In the aftermath of mass camp evictions by French authorities, and as trade and travel between the two countries has decreased during the pandemic, the UK Home Office has responded offensively to a stark increase in small boat crossing. When we visited, 27 people had recently died attempting to cross on November 24. Though the British government had just rolled back plans to criminalize independent life saving efforts, the authorities on either end of the channel had avoided jurisdiction over the dinghy and the passengers’ pleas for help amidst emergency for 12 hours. ‘Pushbacks’ are a common practice by maritime border authorities in Greece and Australia whereby migrants are intercepted by authorities and either delivered or set adrift back in the opposite direction, generally without formal documentation. This unofficial practice violates both the EU’s ECHR Article 4 on “the prohibition of collective expulsion of aliens” and the principle of non-refoulement, a procedural safeguard and fundamental principle of the 1954 Geneva Convention ensuring that anyone with an asylum claim will be heard. Importantly, France and the UK are both signatories and have ratified the 1954 Geneva Convention.

The ‘pushbacks’ policy sees British authorities turn their backs on refugee emergencies at sea, which is similar to the policy seen in the Aegean Sea between Greece and Turkey and in Australia. Pushbacks allow the British government to avoid processing asylum cases of people seeking refuge. Under UK rules, applications for asylum can only be made once applicants are on U.K. soil, as the British government has ignored cases rising in Calais altogether as a foreign issue. Whether sending refugees across the world to Rwanda or back over the channel, the UK government is creating policies that deeply call into question its violations of international law. 

Additionally, many people we spoke with on our trip mentioned the issues of police violence in the wider Calais area. Alongside formal mass evictions and the routine elimination of informal encampments, police violence takes the form of confiscation and destruction of personal property, harassment of NGO workers, and people’s living places. It is common for refugees in Calais to reside in tents while awaiting asylum processing, asylum decisions, or just while considering moving elsewhere of their own accord. ELNOR was told that police slash and burn people’s tents daily, allegedly to deter people from remaining in the region altogether. On a wider scale, we were told that various levels of the French government contract private construction companies to bulldoze campsites.

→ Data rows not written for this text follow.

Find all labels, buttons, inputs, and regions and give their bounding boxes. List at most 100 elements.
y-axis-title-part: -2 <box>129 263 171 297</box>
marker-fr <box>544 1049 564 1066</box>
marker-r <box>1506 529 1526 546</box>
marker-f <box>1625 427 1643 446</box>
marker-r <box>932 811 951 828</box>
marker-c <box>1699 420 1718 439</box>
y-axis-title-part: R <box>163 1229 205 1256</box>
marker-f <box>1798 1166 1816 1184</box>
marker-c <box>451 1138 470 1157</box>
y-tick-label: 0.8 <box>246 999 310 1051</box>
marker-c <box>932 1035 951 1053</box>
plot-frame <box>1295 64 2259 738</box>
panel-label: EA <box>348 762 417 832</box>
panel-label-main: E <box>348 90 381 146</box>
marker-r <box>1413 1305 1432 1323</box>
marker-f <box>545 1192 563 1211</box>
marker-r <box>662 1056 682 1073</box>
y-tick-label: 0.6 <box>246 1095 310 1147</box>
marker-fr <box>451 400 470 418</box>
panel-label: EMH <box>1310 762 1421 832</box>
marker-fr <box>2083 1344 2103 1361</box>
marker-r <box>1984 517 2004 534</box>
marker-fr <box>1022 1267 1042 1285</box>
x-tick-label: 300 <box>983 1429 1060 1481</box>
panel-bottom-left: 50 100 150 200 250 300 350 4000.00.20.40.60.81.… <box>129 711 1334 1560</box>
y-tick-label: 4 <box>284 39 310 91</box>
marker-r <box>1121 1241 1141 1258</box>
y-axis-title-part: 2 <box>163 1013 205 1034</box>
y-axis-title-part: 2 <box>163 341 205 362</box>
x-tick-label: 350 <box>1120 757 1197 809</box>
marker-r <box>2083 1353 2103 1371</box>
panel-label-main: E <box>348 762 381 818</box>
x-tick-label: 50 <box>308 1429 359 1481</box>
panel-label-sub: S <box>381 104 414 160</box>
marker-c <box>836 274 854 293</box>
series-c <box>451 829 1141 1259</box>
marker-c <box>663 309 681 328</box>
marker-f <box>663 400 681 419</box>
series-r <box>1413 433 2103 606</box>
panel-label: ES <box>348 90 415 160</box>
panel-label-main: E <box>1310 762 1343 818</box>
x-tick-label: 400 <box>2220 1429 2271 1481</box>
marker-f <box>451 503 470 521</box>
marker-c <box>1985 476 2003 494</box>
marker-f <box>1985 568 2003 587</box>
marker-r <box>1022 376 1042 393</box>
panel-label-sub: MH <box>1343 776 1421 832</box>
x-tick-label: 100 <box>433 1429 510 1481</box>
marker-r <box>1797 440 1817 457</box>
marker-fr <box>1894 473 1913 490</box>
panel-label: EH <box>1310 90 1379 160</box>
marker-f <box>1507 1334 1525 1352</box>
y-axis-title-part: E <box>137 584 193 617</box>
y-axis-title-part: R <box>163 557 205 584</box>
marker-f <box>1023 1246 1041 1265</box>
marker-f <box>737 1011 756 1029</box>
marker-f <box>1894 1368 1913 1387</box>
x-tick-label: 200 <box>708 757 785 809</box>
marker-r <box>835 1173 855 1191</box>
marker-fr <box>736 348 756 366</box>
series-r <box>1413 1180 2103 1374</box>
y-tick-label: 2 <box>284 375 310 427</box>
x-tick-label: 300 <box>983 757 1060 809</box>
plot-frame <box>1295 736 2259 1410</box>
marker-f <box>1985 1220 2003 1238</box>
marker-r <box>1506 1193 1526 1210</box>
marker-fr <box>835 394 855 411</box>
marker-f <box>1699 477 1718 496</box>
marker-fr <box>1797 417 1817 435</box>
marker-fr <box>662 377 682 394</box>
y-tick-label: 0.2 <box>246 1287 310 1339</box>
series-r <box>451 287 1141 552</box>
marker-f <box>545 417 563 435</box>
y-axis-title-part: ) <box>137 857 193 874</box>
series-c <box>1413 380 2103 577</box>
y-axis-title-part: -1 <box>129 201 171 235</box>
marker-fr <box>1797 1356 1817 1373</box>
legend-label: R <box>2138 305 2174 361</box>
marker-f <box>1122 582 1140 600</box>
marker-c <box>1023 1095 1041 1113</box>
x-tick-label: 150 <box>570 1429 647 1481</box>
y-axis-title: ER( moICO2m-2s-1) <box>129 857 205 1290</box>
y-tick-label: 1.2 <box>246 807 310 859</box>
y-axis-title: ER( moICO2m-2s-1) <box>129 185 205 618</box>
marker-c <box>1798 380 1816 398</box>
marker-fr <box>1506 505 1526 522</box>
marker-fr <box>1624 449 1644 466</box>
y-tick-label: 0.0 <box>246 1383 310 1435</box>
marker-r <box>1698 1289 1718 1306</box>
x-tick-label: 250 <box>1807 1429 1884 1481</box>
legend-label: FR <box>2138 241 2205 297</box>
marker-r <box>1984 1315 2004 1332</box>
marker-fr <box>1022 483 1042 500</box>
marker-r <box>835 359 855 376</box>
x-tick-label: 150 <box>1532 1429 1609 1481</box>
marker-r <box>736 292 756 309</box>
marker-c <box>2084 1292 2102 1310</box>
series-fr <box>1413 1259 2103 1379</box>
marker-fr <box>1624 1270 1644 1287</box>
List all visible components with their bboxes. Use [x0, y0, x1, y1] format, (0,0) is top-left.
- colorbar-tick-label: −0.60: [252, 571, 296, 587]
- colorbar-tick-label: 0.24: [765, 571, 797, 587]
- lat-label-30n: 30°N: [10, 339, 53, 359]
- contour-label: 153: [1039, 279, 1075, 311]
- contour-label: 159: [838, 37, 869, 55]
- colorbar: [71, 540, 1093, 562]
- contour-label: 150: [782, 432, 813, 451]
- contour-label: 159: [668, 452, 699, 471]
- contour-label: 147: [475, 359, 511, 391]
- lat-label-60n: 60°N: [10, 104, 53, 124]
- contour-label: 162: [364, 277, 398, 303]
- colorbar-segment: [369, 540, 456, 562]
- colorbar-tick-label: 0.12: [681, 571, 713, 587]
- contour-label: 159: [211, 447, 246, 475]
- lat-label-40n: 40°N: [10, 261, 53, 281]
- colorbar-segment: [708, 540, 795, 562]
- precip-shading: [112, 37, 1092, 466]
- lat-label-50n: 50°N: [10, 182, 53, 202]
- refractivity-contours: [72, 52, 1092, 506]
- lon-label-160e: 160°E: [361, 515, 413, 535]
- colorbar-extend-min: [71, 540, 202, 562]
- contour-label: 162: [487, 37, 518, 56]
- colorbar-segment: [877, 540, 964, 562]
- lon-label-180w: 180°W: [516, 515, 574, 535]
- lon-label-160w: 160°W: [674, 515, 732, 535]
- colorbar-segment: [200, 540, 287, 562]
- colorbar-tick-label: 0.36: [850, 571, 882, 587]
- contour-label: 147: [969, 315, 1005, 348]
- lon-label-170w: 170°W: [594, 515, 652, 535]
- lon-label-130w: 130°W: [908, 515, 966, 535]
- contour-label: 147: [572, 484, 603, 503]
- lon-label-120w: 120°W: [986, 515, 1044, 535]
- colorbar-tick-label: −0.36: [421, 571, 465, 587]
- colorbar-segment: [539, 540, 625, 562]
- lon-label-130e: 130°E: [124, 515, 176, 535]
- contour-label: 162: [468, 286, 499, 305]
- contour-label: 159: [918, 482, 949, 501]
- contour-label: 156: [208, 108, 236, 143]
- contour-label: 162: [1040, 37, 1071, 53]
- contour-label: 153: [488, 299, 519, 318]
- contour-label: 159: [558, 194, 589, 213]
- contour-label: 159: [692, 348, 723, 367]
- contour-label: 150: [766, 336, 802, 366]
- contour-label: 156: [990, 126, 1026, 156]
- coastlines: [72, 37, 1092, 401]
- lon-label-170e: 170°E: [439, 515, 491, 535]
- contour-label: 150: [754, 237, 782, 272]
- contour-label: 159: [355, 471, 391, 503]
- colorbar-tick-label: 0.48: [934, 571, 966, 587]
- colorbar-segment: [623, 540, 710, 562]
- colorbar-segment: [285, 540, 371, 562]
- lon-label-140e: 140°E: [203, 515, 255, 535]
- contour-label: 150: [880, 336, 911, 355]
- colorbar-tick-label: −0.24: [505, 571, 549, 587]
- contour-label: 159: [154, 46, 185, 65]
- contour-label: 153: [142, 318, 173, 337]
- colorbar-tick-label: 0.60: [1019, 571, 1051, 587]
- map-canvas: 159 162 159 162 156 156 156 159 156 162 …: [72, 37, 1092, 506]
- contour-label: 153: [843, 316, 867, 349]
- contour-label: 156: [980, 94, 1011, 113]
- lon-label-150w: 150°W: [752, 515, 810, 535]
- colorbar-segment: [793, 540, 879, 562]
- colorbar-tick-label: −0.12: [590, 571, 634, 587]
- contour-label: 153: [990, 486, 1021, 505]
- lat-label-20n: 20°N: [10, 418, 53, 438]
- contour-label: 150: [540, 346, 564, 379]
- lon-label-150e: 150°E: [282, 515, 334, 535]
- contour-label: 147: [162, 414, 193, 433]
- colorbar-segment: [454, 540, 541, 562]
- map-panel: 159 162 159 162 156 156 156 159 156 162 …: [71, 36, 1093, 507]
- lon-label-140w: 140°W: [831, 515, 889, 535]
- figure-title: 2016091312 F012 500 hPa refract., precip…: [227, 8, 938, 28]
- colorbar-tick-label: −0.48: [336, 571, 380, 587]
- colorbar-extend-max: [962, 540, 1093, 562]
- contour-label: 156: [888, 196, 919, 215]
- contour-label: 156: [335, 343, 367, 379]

Protests against these types of evictions have been ongoing for years, with NGOs, locals, visiting advocates, and refugees themselves uniting to stand against such practices. In October 2021, a hunger strike was organized by some to halt evictions and open a dialogue to reconsider possible solutions. From ELNOR’s conversations in Calais, it seems that people considered this undertaking fairly successful. Nevertheless, as of the publishing of this article the crisis is ongoing. These multinational communities of refugees and the largely British and French volunteers working and advocating on their behalf continue to demand that their two governments take action in accordance with a basic conception of human rights. Future articles will cover ELNOR’s goals and progress of providing language education to people in northern France.